Trump is still at odds with his generals on dealing with the bellicose rhetoric and provocative actions of North Korea's Kim Jong Un.

While Trump tweeted that "Talking is not the answer!" Mattis, who happened to be meeting at the Pentagon with Song Young-moo, South Korea's defense minister, responded calmly, "We're never out of diplomatic solutions."

Kelly has reportedly told the White House staff that his job is to manage them, not the president.

But under Kelly the responses to North Korea's missile tests have tended to come from official White House statements, instead of angry early morning tweets.

"We don't know if the new chief of staff Kelly has hidden Trump's BlackBerry or not," said Bruce Klingner of the Heritage Foundation, "but it does seem to be a more reflective traditional response than we have seen to some North Korean provocations."
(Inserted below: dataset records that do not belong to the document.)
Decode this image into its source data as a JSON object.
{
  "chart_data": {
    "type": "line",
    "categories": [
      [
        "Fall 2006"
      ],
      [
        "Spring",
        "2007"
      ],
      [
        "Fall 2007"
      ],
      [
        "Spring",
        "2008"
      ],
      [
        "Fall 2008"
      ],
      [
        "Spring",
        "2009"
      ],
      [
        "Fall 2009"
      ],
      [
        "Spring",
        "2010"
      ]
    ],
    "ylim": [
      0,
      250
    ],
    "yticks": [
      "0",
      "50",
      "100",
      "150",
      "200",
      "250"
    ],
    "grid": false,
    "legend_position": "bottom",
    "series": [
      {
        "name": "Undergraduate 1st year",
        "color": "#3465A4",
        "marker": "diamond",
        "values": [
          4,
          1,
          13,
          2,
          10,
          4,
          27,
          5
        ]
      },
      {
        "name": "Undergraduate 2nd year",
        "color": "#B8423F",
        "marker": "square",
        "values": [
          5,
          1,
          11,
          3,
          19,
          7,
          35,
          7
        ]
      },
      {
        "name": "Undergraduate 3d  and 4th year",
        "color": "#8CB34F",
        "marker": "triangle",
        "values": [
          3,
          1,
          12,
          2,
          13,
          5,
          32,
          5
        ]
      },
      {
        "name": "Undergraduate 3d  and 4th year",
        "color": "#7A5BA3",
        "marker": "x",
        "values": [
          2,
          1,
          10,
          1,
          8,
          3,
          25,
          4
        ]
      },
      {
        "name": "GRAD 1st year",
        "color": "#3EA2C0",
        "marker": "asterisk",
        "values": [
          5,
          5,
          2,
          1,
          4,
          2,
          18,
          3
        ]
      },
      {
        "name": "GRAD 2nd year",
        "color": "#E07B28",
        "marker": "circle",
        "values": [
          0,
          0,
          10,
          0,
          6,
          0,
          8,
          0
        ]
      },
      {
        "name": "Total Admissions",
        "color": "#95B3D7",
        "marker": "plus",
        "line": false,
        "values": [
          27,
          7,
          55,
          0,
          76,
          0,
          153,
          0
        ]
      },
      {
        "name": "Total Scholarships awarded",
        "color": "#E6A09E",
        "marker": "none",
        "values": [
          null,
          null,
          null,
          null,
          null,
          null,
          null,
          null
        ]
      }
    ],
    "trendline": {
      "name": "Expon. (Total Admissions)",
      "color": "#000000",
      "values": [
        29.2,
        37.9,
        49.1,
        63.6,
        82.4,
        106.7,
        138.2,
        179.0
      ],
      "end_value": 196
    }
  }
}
One senior Pentagon official, who has been in some national security meetings, says Trump seems to rely more on the retired generals, such as Mattis and Kelly for advice.

"He's very much the CEO, he hired these guys to do a job, and he appreciates their wisdom and experience."

On the other hand, he says Dunford, who is still in uniform, tries to stick to what the official called, "straight, no kidding, honest assessments."

Mattis himself disputes the notion that Trump is inflexible.

Speaking to reporters informally last week, Mattis said, "The first time I met with President Trump, we disagreed on three things in my first 40 minutes with him: on NATO, on torture and something else, and he hired me. This is not man who is immune to being persuaded, if he thinks you've got an argument."